The name of the base system (platform): | Google TensorFlow |
Developers: | |
Date of the premiere of the system: | March, 2020 |
Technology: | Robotics, Development tools of applications, Supercomputer |
2020: Release of the solution to the market
In March, 2020 Google issued the platform open source of TensorFlow Quantum which allows developers to create AI models for quantum computers.
This expansion for TensorFlow offers set of operators — the low-level construction blocks in programming creating models of machine learning which work with qubits, quantum logic gates and quantum schemes. These operators undertake some difficult components to reduce code amount which should be written programmers.

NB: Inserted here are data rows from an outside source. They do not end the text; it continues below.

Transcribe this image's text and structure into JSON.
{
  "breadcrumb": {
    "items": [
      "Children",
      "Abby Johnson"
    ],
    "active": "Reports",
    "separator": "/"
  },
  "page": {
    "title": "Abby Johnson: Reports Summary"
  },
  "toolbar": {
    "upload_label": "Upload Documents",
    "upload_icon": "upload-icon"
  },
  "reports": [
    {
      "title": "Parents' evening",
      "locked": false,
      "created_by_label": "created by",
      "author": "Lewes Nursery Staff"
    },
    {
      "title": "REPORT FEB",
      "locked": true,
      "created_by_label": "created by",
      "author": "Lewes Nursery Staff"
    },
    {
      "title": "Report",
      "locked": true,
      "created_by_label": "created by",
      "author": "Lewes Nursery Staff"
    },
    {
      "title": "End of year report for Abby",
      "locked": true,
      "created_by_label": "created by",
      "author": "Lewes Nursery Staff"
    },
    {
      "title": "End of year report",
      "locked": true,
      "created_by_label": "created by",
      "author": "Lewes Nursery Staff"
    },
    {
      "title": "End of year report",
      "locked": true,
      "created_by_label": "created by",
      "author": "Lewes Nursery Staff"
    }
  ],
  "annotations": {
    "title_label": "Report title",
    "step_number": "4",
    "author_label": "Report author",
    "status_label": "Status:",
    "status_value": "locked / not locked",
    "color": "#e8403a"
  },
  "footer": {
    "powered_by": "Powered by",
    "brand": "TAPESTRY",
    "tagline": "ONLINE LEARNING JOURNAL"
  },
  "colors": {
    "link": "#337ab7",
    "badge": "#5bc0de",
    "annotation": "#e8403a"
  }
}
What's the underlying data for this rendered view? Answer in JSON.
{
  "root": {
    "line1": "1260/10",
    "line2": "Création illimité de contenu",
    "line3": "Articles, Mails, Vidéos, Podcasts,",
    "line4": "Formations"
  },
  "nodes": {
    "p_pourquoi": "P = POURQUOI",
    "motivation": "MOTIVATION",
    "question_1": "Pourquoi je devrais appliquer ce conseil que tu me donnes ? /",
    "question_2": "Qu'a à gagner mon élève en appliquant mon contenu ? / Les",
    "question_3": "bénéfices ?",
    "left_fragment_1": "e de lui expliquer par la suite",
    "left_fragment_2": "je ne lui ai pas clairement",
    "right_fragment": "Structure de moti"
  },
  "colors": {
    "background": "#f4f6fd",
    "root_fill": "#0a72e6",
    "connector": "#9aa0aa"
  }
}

TensorFlow Quantum allows researchers to build quantum data sets, quantum models and classical parameters of management as tensors in one computing graph — researchers of Google Alan Huo and Masoud Mokhseni write in the blog. |
By means of this framework it is possible to create hybrid and classical models of machine learning, to train diskriminativny and generative quantum models and to support emulators of quantum schemes.
One of potential scenarios of use TensorFlow Quantum is interpretation of quantum data. As for qubit it is possible to set at the same time values 1 and 0, search of results of the calculations executed by the quantum processor in itself is a serious problem. According to Huo and Mokhseni from Google, TensorFlow Quantum can help engineers to develop models of artificial intelligence which automatically untangle quantum data.
Also the companies have similar products Microsoft and IBM — Azure Quantum and IBM Q respectively.
By March 11, 2020 work of TensorFlow Quantum is limited to use of the imitated quantum computers, but Google is going to make in the future the solution compatible to the real systems.[1]